From a professional point of view, as a tech-savvy archaeologist with an MSc half taught in the Electronics and Computer Science department at Southampton University, Twitter helped to connect me with the tech world. At the time I was building a large website on a dedicated server and learning everything as I went along. Contacts and “RTs” – manual retweets – opened my eyes to the latest happenings in Content Management Systems, server administration, and even asking questions of some highly-regarded admins. Twitter was central to my development back then. I tweeted often, about everything. Maybe I even began to have 140 character thoughts. What could I tweet next?
As well as working with websites, I was also heavily engaged with 3D scanning and archaeological 3D reconstruction. Twitter helped me keep my feet in both areas. It was the place to get news and to meet people.
Twitter was the first mobile app that I ever used. First, updating by SMS was so easy to do. Then came reading the feed via a very slow 2G phone on a tiny screen via a Java app. Then in 2008 on my Nokia E71 it really arrived with its larger screen and amazing keyboard, and an app called Gravity. It was the first software on a phone that I had ever bought, and it really was superb for managing Twitter.

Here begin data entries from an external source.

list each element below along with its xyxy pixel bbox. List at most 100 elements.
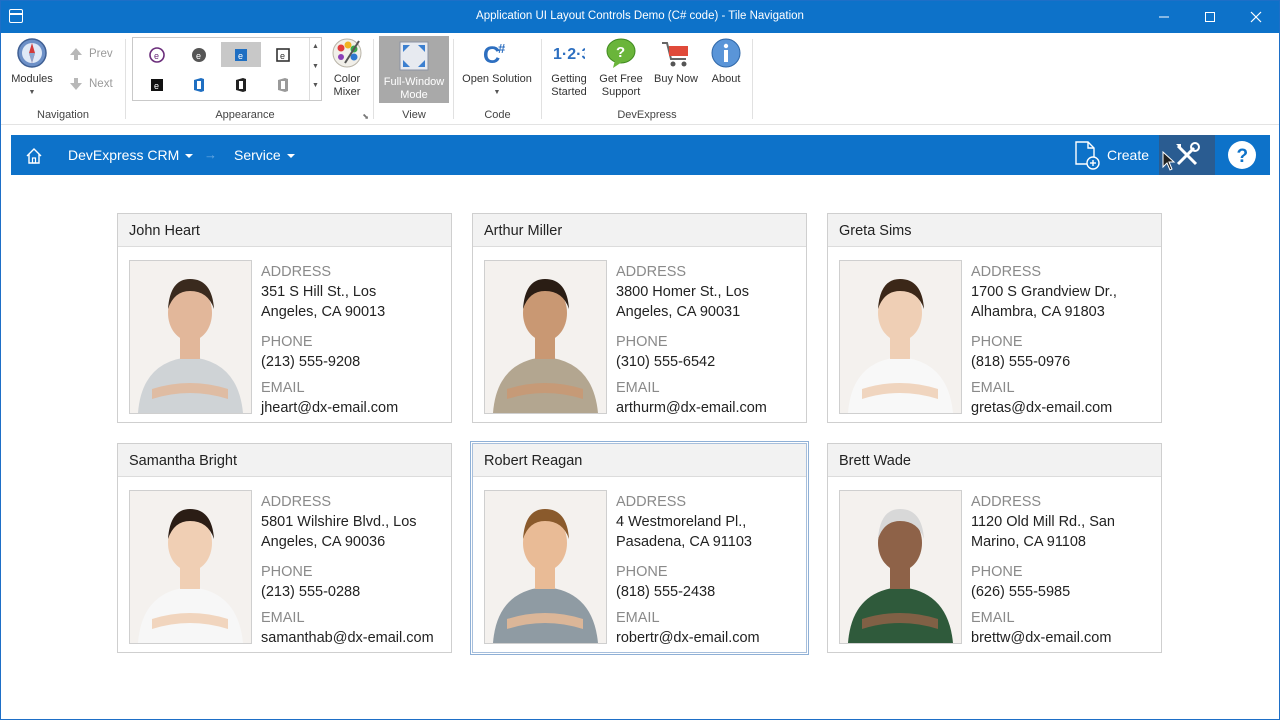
- close-button[interactable]: [1233, 1, 1279, 33]
- free-support-label-1: Get Free: [599, 73, 643, 85]
- contact-tile[interactable]: Arthur Miller ADDRESS 3800 Homer St., Los A…: [472, 213, 807, 423]
- home-icon: [26, 148, 42, 164]
- contact-name: Arthur Miller: [473, 214, 806, 247]
- contact-photo: [839, 260, 962, 414]
- contact-details: ADDRESS 1120 Old Mill Rd., San Marino, CA …: [971, 492, 1161, 648]
- compass-icon: [16, 37, 48, 69]
- dialog-launcher-icon[interactable]: ⬊: [362, 112, 369, 121]
- color-palette-icon: [331, 37, 363, 69]
- email-value[interactable]: arthurm@dx-email.com: [616, 398, 806, 418]
- skin-option[interactable]: e: [263, 42, 303, 67]
- color-mixer-label-2: Mixer: [333, 86, 361, 98]
- svg-text:e: e: [238, 51, 243, 61]
- svg-text:?: ?: [1237, 146, 1249, 167]
- phone-value: (818) 555-2438: [616, 584, 716, 600]
- address-line-2: Marino, CA 91108: [971, 534, 1086, 550]
- breadcrumb-devexpress-crm[interactable]: DevExpress CRM: [68, 147, 194, 163]
- group-label-devexpress: DevExpress: [617, 109, 677, 121]
- address-line-1: 1700 S Grandview Dr.,: [971, 284, 1117, 300]
- skin-icon: e: [192, 47, 206, 62]
- email-label: EMAIL: [971, 380, 1015, 396]
- skin-icon: e: [149, 46, 165, 63]
- title-bar: Application UI Layout Controls Demo (C# …: [1, 1, 1279, 33]
- csharp-icon: C #: [481, 37, 513, 69]
- skin-option[interactable]: [221, 72, 261, 97]
- email-value[interactable]: brettw@dx-email.com: [971, 628, 1161, 648]
- new-document-icon: [1075, 141, 1100, 170]
- skin-option[interactable]: [179, 72, 219, 97]
- breadcrumb-separator-icon: →: [204, 147, 217, 162]
- arrow-down-icon: [70, 78, 82, 90]
- phone-label: PHONE: [261, 334, 313, 350]
- tools-button[interactable]: [1159, 135, 1215, 175]
- chevron-down-icon: [185, 154, 194, 159]
- chevron-down-icon[interactable]: ▼: [310, 58, 321, 78]
- buy-now-label: Buy Now: [653, 73, 699, 85]
- skin-icon: e: [151, 78, 163, 91]
- gallery-expand-icon[interactable]: ▼: [310, 78, 321, 98]
- contact-photo: [129, 490, 252, 644]
- email-label: EMAIL: [616, 380, 660, 396]
- svg-text:?: ?: [616, 44, 625, 61]
- open-solution-button[interactable]: C # Open Solution ▼: [459, 37, 535, 99]
- modules-button[interactable]: Modules ▼: [7, 37, 57, 99]
- window-title: Application UI Layout Controls Demo (C# …: [476, 10, 804, 22]
- minimize-button[interactable]: [1141, 1, 1187, 33]
- home-button[interactable]: [25, 147, 43, 170]
- email-value[interactable]: robertr@dx-email.com: [616, 628, 806, 648]
- email-label: EMAIL: [616, 610, 660, 626]
- breadcrumb-service[interactable]: Service: [234, 147, 295, 163]
- chevron-down-icon: ▼: [493, 89, 501, 96]
- mouse-cursor-icon: [1162, 151, 1176, 171]
- group-divider: [373, 39, 374, 119]
- next-label: Next: [89, 78, 113, 90]
- email-value[interactable]: jheart@dx-email.com: [261, 398, 451, 418]
- full-window-mode-button[interactable]: Full-Window Mode: [379, 36, 449, 103]
- help-button[interactable]: ?: [1227, 135, 1257, 175]
- free-support-button[interactable]: ? Get Free Support: [597, 37, 645, 99]
- gallery-scroll[interactable]: ▲ ▼ ▼: [309, 38, 321, 100]
- skin-option[interactable]: [263, 72, 303, 97]
- person-photo-icon: [485, 491, 606, 643]
- skin-option[interactable]: e: [137, 42, 177, 67]
- about-button[interactable]: About: [705, 37, 747, 86]
- info-icon: [710, 37, 742, 69]
- breadcrumb-label: DevExpress CRM: [68, 147, 180, 163]
- contact-tile[interactable]: Greta Sims ADDRESS 1700 S Grandview Dr., Al…: [827, 213, 1162, 423]
- getting-started-button[interactable]: 1·2·3 Getting Started: [547, 37, 591, 99]
- contact-details: ADDRESS 4 Westmoreland Pl., Pasadena, CA 9…: [616, 492, 806, 648]
- group-label-navigation: Navigation: [37, 109, 89, 121]
- contact-tile[interactable]: John Heart ADDRESS 351 S Hill St., Los Ange…: [117, 213, 452, 423]
- maximize-icon: [1205, 12, 1215, 22]
- contact-tile[interactable]: Samantha Bright ADDRESS 5801 Wilshire Blvd…: [117, 443, 452, 653]
- contact-photo: [129, 260, 252, 414]
- contact-details: ADDRESS 351 S Hill St., Los Angeles, CA 90…: [261, 262, 451, 418]
- buy-now-button[interactable]: Buy Now: [651, 37, 701, 86]
- address-label: ADDRESS: [261, 494, 332, 510]
- email-value[interactable]: gretas@dx-email.com: [971, 398, 1161, 418]
- wrench-screwdriver-icon: [1176, 142, 1200, 166]
- prev-button[interactable]: Prev: [69, 47, 113, 61]
- free-support-label-2: Support: [601, 86, 641, 98]
- email-value[interactable]: samanthab@dx-email.com: [261, 628, 451, 648]
- maximize-button[interactable]: [1187, 1, 1233, 33]
- ribbon-group-navigation: Modules ▼ Prev Next Navigation: [1, 33, 125, 125]
- skin-option[interactable]: e: [179, 42, 219, 67]
- minimize-icon: [1159, 16, 1169, 18]
- phone-label: PHONE: [261, 564, 313, 580]
- color-mixer-button[interactable]: Color Mixer: [327, 37, 367, 99]
- skin-option[interactable]: e: [137, 72, 177, 97]
- skin-option-selected[interactable]: e: [221, 42, 261, 67]
- getting-started-label-1: Getting: [551, 73, 587, 85]
- contact-tile[interactable]: Brett Wade ADDRESS 1120 Old Mill Rd., San M…: [827, 443, 1162, 653]
- full-window-label-1: Full-Window: [383, 76, 445, 88]
- chevron-up-icon[interactable]: ▲: [310, 38, 321, 58]
- person-photo-icon: [130, 261, 251, 413]
- phone-label: PHONE: [616, 334, 668, 350]
- next-button[interactable]: Next: [69, 77, 113, 91]
- create-button[interactable]: Create: [1073, 135, 1149, 175]
- svg-text:#: #: [498, 41, 506, 56]
- contact-tile[interactable]: Robert Reagan ADDRESS 4 Westmoreland Pl., P…: [470, 441, 809, 655]
- address-label: ADDRESS: [971, 494, 1042, 510]
- address-line-2: Angeles, CA 90036: [261, 534, 386, 550]
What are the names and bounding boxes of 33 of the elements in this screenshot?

As Twitter got bigger and bigger, the signal to noise ratio started to get out of control. My username helped to make it all unusable. I wrote a blog post in 2009 called “Being @tag on Twitter” but to summarise, Facebook introduced @replys meaning that you could ‘tag’ your friends. Over on Twitter people gleefully started chattering that you could “@tag” your friends. Imagine the volume of notifications that I started receiving. There were a lot. I eventually had to change my username – that or abandon Twitter. So I changed it to @tomgoskar but things weren’t the same.
I still keep an eye on Twitter today, more than 15 years later. I don’t tweet very often, but I do manage some private lists to help me keep up in certain areas. But to be honest, it feels more like using an RSS aggregator sometimes. There are lots of retweets and announcements, and, anecdotally at least, not as much conversation. People have – as is the natural order of things – broken off to use Facebook or Instagram, chatting on Slack/Discord, or the deep dive that is Reddit. That’s the nature of things. When people have choice, they will choose!
With the latest news that Elon Musk, one of the richest people in the world, is to buy Twitter, I’m not sure what to think. He is known for being outspoken and somewhat erratic. He hopes to restore ‘free speech’ which I hope won’t mean that Twitter will once again welcome hate speech.
I’ve long felt that since Twitter is free to use, we, the users, are the product. We don’t really get a say on the features of the platform. I miss the many different Twitter clients that flourished before Twitter decided to cut most of them off. The open Twitter has been gone for a long time. We need to be able to pay for Twitter. I would certainly pay a small amount per month or year to get rid of ads and get some great tools for managing and refreshing my feeds. I don’t want any ranking algorithm going anywhere near my main or list feeds. I thought that Twitter Blue might be a step in this direction, but sadly not.
So once again, Twitter is at a crossroads. Once the go-to place for people to organise and get real-time news, it feels that it has become diluted. Audio ‘Spaces’, segregated ‘Communities’, privacy issues (Twitter tracks you and sells browsing and usage statistics), and so much more besides. Where will it go next? Will Elon Musk’s ownership be a blessing or a curse? Probably both. The New Yorker recently published a good summary of some of the claims and concerns over the takeover.
Let’s see what happens next, but like Flickr is currently doing, perhaps it’s time to refocus on the basics. Do one thing, and do it well.